Euforia per il segno più davanti ai dati sui musei statali italiani nel secondo semestre 2014: scenario incoraggiante in apparenza, presenta tuttavia non poche note dolenti. Presentato come uno dei pilastri del «New Deal» dei Beni Culturali è l’Art-Bonus, i cui esiti certamente non sono ancora misurabili, ma rispetto al quale si può ragionevolmente affermare che la “corsa” dei privati auspicata dallo stesso Ministro, nei fatti, non si è verificata. Ho già avuto modo di osservare come i motivi risiedano in buon parte nel labirinto burocratico che l’Art-Bonus porta con sé e che sembra imbrigliare energie e buone intenzioni. Specie per quelle realtà imprenditoriali piccole e medie (gran parte del tessuto produttivo del Paese) che non possono disporre di personale e risorse dedicate a dipanare la matassa burocratica.
Più recente è la firma del decreto che sancisce l’autonomia giuridica per i «Venti grandi musei» e il relativo «Bando Direttori», attraverso il quale il Mibact intende reclutare, per guidarli, altrettanti manager. Una buona notizia, perché l’autonomia è una condizione indispensabile per gestioni virtuose e caratterizza non a caso tutti i principali musei occidentali che sono quasi sempre affidati ad un sistema che consente di dotarsi di propri organi decisionali (e quindi di una ampia autonomia organizzativa), senza che vengano meno finanziamenti e responsabilità statali.
Ma l’autonomia appena riconosciuta ai nostri musei presenta più di una criticità.
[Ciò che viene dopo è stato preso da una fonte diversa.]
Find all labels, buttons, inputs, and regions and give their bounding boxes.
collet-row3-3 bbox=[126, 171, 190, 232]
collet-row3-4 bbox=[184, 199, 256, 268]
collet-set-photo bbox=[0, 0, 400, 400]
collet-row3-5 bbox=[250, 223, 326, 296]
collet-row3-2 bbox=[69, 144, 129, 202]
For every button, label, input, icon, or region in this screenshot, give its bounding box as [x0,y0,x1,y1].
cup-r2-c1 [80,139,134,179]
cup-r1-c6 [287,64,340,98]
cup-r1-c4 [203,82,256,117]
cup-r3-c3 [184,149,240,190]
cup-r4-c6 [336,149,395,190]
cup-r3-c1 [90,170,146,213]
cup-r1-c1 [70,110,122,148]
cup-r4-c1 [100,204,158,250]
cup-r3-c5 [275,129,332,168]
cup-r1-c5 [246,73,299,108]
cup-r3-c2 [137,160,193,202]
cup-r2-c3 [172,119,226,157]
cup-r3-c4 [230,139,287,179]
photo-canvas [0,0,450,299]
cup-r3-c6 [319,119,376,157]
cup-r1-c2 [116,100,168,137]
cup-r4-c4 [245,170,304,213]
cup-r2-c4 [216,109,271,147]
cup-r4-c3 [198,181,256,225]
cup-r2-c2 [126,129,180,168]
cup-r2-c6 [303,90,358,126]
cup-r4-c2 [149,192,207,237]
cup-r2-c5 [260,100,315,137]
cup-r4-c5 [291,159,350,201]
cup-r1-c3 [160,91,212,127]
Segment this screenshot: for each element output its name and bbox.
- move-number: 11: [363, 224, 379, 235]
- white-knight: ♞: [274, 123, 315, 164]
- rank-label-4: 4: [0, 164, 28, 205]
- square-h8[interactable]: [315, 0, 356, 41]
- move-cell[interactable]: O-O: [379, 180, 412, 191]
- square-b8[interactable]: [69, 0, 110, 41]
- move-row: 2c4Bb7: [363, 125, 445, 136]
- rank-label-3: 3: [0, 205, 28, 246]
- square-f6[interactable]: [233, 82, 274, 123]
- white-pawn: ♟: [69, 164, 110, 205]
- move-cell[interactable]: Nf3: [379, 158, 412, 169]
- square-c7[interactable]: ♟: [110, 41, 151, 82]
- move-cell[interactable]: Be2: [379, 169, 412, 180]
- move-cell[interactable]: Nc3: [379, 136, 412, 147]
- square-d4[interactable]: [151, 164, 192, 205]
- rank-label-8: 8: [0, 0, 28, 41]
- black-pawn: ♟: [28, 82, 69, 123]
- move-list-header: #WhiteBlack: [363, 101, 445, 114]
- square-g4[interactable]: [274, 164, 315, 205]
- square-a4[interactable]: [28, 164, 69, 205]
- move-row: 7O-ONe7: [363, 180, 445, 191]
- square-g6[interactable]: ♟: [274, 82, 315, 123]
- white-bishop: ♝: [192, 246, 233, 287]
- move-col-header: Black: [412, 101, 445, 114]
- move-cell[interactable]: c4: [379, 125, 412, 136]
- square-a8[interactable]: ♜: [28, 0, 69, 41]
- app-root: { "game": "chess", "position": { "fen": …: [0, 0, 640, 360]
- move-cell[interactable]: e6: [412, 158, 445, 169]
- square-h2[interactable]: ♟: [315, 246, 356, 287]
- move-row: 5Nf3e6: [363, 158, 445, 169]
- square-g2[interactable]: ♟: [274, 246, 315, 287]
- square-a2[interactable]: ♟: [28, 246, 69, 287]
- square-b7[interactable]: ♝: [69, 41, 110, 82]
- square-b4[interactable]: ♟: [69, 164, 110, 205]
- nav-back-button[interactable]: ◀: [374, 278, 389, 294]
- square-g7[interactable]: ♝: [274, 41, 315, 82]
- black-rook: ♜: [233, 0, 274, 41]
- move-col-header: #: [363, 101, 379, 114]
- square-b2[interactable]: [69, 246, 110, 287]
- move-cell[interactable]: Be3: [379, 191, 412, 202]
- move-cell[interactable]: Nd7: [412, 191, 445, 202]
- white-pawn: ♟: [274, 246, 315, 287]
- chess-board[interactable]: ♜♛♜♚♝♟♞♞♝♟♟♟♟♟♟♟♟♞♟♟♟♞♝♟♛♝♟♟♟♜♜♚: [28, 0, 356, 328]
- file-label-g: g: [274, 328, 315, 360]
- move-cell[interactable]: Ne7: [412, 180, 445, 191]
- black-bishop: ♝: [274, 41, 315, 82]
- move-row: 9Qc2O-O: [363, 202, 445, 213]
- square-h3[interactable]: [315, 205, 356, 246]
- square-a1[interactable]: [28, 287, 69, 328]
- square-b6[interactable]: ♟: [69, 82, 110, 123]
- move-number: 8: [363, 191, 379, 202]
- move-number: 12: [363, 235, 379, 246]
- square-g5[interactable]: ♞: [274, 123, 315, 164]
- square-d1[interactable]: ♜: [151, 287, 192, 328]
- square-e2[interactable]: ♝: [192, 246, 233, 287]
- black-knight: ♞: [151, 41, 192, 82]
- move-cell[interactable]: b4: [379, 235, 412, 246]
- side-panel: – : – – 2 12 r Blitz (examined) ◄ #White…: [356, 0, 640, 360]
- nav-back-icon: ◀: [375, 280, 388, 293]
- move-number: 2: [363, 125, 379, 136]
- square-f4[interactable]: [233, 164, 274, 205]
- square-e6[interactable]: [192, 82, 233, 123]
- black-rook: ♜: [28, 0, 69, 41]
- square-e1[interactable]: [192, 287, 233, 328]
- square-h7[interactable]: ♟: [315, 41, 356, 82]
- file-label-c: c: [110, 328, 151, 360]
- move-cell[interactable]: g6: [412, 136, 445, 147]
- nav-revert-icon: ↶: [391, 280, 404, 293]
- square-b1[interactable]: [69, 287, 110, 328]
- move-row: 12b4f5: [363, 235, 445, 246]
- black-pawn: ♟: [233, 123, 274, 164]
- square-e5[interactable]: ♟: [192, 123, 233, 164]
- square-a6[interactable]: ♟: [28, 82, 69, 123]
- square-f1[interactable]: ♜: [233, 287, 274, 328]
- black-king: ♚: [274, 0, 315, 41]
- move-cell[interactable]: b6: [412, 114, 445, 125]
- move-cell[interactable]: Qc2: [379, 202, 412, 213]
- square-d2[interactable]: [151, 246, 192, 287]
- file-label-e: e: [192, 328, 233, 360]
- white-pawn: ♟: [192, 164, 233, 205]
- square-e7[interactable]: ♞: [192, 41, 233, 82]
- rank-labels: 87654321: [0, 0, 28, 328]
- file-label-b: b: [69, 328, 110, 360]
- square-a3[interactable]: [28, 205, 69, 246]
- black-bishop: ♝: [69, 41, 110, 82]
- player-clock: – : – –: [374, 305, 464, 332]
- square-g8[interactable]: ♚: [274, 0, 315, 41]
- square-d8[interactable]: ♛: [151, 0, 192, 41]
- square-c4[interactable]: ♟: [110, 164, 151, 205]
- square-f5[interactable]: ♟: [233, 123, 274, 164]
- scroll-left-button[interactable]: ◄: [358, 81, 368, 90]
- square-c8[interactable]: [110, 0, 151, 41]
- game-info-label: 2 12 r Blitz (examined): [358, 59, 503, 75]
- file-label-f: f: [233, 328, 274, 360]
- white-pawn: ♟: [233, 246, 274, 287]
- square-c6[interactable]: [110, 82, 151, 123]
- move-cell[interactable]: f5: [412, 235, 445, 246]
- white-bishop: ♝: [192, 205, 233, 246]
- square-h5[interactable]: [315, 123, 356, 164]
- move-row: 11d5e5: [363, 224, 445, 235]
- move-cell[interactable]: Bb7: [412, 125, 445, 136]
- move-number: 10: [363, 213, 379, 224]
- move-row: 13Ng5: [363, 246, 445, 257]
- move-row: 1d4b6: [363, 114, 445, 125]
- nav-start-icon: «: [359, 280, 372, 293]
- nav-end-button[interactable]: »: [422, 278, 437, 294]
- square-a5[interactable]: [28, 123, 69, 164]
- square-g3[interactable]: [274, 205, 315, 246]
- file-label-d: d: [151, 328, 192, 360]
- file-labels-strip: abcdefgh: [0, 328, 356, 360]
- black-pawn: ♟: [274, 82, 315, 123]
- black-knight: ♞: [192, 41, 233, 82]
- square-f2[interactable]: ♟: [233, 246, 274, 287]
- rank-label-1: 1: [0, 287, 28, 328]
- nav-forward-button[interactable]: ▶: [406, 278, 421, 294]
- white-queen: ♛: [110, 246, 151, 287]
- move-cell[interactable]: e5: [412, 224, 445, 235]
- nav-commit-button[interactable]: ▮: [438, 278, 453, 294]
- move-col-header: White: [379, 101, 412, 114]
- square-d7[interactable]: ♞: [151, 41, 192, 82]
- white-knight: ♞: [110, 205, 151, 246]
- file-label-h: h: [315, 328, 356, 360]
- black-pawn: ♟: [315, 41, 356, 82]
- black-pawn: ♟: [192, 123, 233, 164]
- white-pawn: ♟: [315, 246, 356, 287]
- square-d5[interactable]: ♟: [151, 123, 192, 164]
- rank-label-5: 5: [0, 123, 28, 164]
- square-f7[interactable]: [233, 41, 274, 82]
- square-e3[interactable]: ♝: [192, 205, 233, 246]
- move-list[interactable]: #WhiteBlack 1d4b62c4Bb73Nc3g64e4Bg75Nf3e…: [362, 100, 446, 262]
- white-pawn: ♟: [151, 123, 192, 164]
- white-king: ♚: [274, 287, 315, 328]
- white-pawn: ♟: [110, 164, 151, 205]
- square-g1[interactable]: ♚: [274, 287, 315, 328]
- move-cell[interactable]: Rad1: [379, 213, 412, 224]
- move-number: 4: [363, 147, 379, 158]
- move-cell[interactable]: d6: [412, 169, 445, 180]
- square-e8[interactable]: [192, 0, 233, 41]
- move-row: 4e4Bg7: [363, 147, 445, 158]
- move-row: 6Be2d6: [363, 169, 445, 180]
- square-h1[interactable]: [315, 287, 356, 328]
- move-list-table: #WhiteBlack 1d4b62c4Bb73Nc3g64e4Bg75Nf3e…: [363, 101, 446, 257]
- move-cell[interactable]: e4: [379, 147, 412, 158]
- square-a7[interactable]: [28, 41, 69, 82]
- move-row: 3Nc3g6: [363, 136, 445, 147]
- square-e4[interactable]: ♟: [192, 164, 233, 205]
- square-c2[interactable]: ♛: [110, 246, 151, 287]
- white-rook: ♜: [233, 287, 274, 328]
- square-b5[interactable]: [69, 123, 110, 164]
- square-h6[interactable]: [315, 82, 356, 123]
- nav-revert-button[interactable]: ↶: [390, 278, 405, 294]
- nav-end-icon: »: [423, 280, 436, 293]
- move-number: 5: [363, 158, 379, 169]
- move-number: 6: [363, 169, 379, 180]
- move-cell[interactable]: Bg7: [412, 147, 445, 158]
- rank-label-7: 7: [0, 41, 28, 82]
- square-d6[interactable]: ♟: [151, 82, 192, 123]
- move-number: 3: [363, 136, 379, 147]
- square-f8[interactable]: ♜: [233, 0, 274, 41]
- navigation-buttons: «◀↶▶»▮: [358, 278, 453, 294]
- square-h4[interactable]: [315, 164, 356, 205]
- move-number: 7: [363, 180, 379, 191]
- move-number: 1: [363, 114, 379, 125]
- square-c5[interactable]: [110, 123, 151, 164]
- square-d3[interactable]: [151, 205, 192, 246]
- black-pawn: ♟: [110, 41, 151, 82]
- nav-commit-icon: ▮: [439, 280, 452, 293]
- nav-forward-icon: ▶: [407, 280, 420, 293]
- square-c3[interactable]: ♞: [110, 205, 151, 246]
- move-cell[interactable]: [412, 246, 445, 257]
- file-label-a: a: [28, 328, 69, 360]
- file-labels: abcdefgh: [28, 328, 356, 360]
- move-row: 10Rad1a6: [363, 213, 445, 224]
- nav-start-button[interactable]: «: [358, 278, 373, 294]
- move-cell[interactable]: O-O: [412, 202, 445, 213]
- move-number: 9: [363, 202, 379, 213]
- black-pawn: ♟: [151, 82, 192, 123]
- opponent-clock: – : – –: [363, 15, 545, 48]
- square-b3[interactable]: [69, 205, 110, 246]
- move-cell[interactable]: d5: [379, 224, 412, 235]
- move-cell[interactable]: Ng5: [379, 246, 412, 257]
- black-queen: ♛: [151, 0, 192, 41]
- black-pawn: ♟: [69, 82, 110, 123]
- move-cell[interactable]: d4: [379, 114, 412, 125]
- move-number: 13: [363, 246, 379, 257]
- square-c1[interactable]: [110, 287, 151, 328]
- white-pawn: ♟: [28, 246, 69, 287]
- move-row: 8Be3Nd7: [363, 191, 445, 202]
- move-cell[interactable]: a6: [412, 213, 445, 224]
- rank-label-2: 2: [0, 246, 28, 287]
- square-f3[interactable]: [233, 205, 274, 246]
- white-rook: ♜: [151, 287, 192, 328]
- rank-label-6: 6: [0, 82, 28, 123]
È tutto da scoprire, infatti, come opereranno in concreto: se, come sembrerebbe, il principio di una scissione fra tutela/conservazione (alle soprintendenze) e gestione/valorizzazione (ai direttori) è corretto sulla carta, nei fatti però la distinzione resta molto sfumata.
Ancora più cruciale è poi la questione del personale, dove, come già osservato,la permanenza della relativa gestione in capo al Ministero ha reso, e renderà ancora di più, impossibile ogni forma di riorganizzazione del lavoro.
Insomma,i nuovi manager potranno decidere su tariffe e orari ma non sul personale, che continuerà a dipendere, sul piano gestionale e amministrativo, dal Mibact.
Ma allora a quale staff il direttore farà riferimento per le decisioni strategiche (gli orari, per esempio, di cui, in teoria, sarà responsabile) ? Avrà facoltà di assumere, licenziare o, al contrario, promuovere i più meritevoli? Potrà farlo, ha risposto il Ministro, nella «ornice delle regole vigenti» (sic!) Resterà quindi quest’ultimo l’interlocutore dei sindacati? «È un inizio che speriamo possa tradursi in una fase realmente nuova», scrivono Casini e Baia Curioni su questo stesso giornale. Con le speranze, purtroppo, non si va lontano. Rimaniamo invece in attesa di azioni più decise o saremo di fronte, ancora una volta, ad un’occasione mancata.